I'm not going to be lectured by a stuffed suit White House mouthpiece standing behind a podium, or doughy Rush Limbaugh, who no doubt today will take a break from belittling Michael J. Fox's Parkinson's disease to start lying about me just as they have lied about Iraq. It disgusts me that these Republican hacks, who have never worn the uniform of our country lie and distort so blatantly and carelessly about those who have…"

And so on. The Scoreboard actually assumed the above was a parody when it first appeared. It's not. I hate to belabor the obvious, but just to be clear in case there are some readers who think the above rant is reasonable and fair, let us review the ethical fouls here.

  • Whether Kerry's comments were actually intended to insult President Bush (and if they were, they were spectacularly ambiguous, even for a politician prone to saying things like "I voted for it before I voted against it.") or were meant to imply that only scholastically deficient and intellectually inferior individuals end up in the armed services, a soldier finding them offensive and personally insulting could not be accused of hyper-sensitivity. Thus Kerry's characterization of his comments as being "desperately distorted" by critics is plainly contradicted by what he actually said. Calling comments distorted when they have been interpreted fairly and accurately is called "lying."

That's Ethics Foul #1.

  • Whether Republicans and conservatives jumped on Kerry's words to "divert attention from their disastrous record," or simply because it is right before a closely-contested election and a supposed leader of the Democratic party making such a foolish comment in public is like manna from heaven for the GOP, Kerry's statement was what it was: potentially hurtful and insulting. It is Kerry who is using irrelevancies to deflect attention from his own mistake. The Republican record makes Kerry's statement neither better nor worse, and doesn't lessen his obligation to accept responsibility for it. This is an avoidance of accountability and responsibility, which is...

…Ethics Foul #2.

  • Kerry says, "If anyone thinks a veteran would criticize the more than 140,000 heroes serving in Iraq and not the president who got us stuck there, they're crazy. That's good, John: now say that any soldier who was insulted by your remark is crazy. I know, I know… anyone who would think a veteran like you would call another veteran crazy for thinking you would criticize the more than 140,000 heroes serving in Iraq must also be crazy, right? Let's go over this again…

    Wouldn't it be a lot easier to just learn to say what you mean, if indeed you know? I suppose anyone who actually expects someone with the rhetorical record of Senator Kerry to express his opinions by using clear and unambiguous English is also crazy. And, come to think of it, they might be. Disrespectful and unfair.

And Ethics Foul #3

  • Kerry's next tactic is to personally insult anyone else who had the audacity to find his statements objectionable. Let's see: they are "nut jobs," "crazy;" they avoid combat (or maybe they just got good grades, right, Senator?), they are "stuffed suit mouthpieces," they are "hacks," they are "doughy". But the combat record of Kerry's critics is, again, irrelevant to what he said. Tony Snow is doing his job professionally and in support of his employer, and does not deserve to be belittled with pejorative terms like "mouthpiece." Kerry has press spokespeople too, and they would not appreciate being referred to in this manner; did Kerry's Catholic upbringing omit the Golden Rule? And whenever Senator Kerry is annoyed by a Rush Limbaugh barb, he calls Limbaugh "fat," or some equivalent. This is indefensible conduct from any national political figure, but especially from one who has frequently bemoaned the loss of civility in public discourse.\

Ethics Fouls #4, #5, #6, #7, oh, who knows?

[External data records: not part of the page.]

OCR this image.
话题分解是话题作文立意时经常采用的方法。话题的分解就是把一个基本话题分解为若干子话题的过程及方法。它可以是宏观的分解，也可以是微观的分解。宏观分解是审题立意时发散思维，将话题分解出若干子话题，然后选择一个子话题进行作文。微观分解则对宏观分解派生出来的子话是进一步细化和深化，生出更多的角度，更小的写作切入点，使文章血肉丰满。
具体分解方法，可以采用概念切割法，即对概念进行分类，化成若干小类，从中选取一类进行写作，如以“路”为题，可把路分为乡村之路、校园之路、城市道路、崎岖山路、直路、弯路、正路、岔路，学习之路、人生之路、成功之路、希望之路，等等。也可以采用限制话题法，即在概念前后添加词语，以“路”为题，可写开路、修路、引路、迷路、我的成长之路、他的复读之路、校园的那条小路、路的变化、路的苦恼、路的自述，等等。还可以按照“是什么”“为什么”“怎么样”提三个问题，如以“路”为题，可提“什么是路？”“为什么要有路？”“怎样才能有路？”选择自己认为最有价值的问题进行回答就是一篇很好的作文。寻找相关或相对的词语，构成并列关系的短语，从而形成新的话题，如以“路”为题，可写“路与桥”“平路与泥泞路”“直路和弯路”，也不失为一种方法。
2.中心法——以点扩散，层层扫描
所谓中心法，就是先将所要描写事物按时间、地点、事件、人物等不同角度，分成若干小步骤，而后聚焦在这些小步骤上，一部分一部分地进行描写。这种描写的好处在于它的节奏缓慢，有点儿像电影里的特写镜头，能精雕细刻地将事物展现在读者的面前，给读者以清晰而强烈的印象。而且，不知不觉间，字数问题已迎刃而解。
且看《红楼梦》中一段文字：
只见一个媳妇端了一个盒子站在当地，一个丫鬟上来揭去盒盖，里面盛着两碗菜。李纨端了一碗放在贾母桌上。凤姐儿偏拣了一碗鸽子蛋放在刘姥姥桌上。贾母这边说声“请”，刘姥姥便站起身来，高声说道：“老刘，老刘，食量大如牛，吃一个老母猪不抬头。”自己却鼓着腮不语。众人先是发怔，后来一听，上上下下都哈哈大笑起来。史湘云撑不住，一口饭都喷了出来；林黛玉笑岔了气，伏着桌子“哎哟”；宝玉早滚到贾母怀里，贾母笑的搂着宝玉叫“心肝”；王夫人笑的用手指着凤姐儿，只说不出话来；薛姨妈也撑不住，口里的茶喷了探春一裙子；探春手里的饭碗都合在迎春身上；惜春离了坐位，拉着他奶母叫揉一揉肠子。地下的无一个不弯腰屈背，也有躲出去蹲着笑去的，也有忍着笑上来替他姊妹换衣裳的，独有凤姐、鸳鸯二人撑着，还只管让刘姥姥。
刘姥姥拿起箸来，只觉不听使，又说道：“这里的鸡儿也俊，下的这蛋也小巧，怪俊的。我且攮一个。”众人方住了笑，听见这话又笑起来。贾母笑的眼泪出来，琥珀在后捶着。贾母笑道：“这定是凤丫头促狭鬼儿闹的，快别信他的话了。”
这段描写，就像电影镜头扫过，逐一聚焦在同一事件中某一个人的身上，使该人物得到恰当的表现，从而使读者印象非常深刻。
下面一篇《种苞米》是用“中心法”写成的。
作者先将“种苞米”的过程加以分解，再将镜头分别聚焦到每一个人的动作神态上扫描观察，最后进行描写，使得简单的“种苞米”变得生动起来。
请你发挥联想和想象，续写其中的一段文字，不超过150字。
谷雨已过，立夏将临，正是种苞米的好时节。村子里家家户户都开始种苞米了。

Yes, Senator, Rush Limbaugh's recent attack on Michael J. Fox was indeed ignorant and offensive. And Limbaugh, unlike Senator Kerry, had the decency to apologize; he also managed to do so without insulting all those critics who condemned his mocking of Fox's involuntary movements during a political ad. Rather than attacking Limbaugh, Kerry would do well to learn from his example.

In all, a truly despicable ethical performance by the junior Senator from the Bay State. It's not too late for him to apologize, but now he has even more people to apologize to.